Die Aufwiegelung der Menschen als Erdogans schärfste Waffe spaltet die Bevölkerung der Türkei gravierend und trennt damit Befürworter oder Gegner der Politik des nach absoluter Macht strebenden Präsidenten. Es breitet sich allgemeine Angst in der Türkei unter den Menschen aus, die auch teilweise zu Panikreaktionen führt. Hinzu kommt noch, dass 11000 Pässe für ungültig erklärt wurden, um die Menschen zu verbannen, die vielleicht dem Chaos entfliehen wollten. In einem Anflug von überzogenem Machtgebaren kam es seitens der Regierung der Türkei zur „Rückbeorderung“ der im Ausland arbeitenden türkischen Wissenschaftler. So erinnern alle Maßnahmen an eine Art Hexenjagd auf alles und jedes, was irgendwie die Machtentwicklung des Regimes Erdogan in der Türkei stören könnte. So möchte wahrscheinlich später einmal Präsident Erdogan in einem Atemzug mit dem Gründer der Türkei Cemal Atatürk genannt werden. Den entsprechenden Palast hat er sich ja schon bauen lassen. Das passt also schon einmal.

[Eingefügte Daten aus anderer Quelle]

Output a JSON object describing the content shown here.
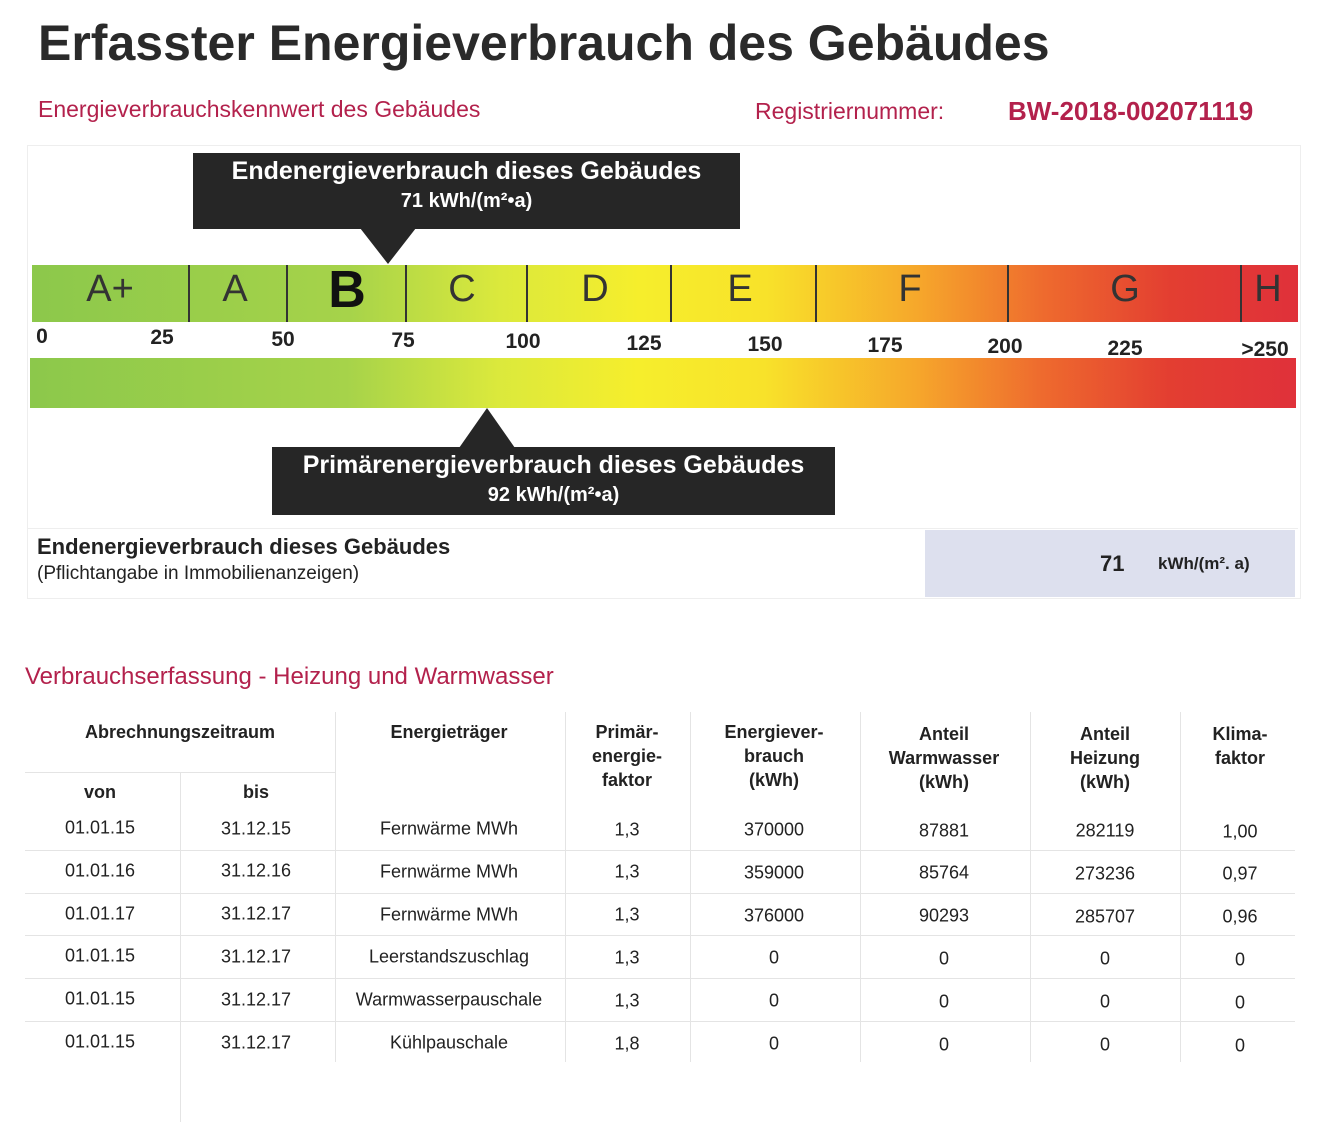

Die Wirtschaft der Türkei wird extrem unter dieser Entwicklung leiden und bei dieser Verunsicherung ziehen Investoren ihr Kapital ab. Der Einbruch der Wirtschaft wird sich deutlich zeigen und zu Veränderungen im Warenaustausch mit Europa führen. Bei den Reisegesellschaften ist es jetzt schon zu spüren, dass die Touristen vermehrt ausbleiben. Sicherlich führt diese unsichere Situation auch bei etlichen Bürgern der Türkei dazu, dass man sich einen Aufenthalt außerhalb der Türkei vorstellen kann. Die bekannte Entwicklung der konzentrierten Macht war in der Türkei noch nie von langer Dauer, das zeigt die Geschichte. Zusätzlich ist spürbar, dass sich die Türkei durch die Konzentration der Regierungspartei AKP im Parlament zu einem islamischen Staat entwickeln könnte und so die Trennung von Staat und Religion wieder verloren geht.

Man muss sich zwangsläufig die Frage stellen, ob die EU-Eingliederungsgelder in Milliardenhöhe seit 2007 überhaupt bei der Türkei eine Sinn ergeben. Diese sollten schwerpunktmäßig zur Förderung der Demokratie, der Zivilgesellschaft sowie der Rechtsstaatlichkeit in der Türkei dienen und sicher stellen, dass die Türkei die Aufnahmekriterien für den Beitritt in die Europäische Union erreichen kann. Nun wirkt die Entwicklung zu einem autoritären Regime dem entgegen. Die Fördergelder zwischen 2007 und 2013 betrugen bereits 4,8 Milliarden Euro und es sollen noch weitere Gelder fließen. Die Entwicklung in der Türkei für eine Aufnahme in die EU würden wirkungslos verpuffen. Wie will Erdogan nun weiter vorgehen? Kommt es wirklich wieder zu einer demokratischen Rechtsstaatlichkeit ohne Einschränkung der Menschenrechte? Zurzeit gibt es für viele Fragen zur Entwicklung in der Türkei keine Antwort, weil sich der Staat in einer abstrusen Situation befindet. Kann sich die Lage in der Türkei mit den Säulen der Demokratie, Rechtsstaatlichkeit und Achtung der Menschenrechte wieder stabilisieren? Die Forderung der Wiedereinführung der Todesstrafe ist dafür kein gutes Zeichen. Welchen Weg geht nun die Türkei?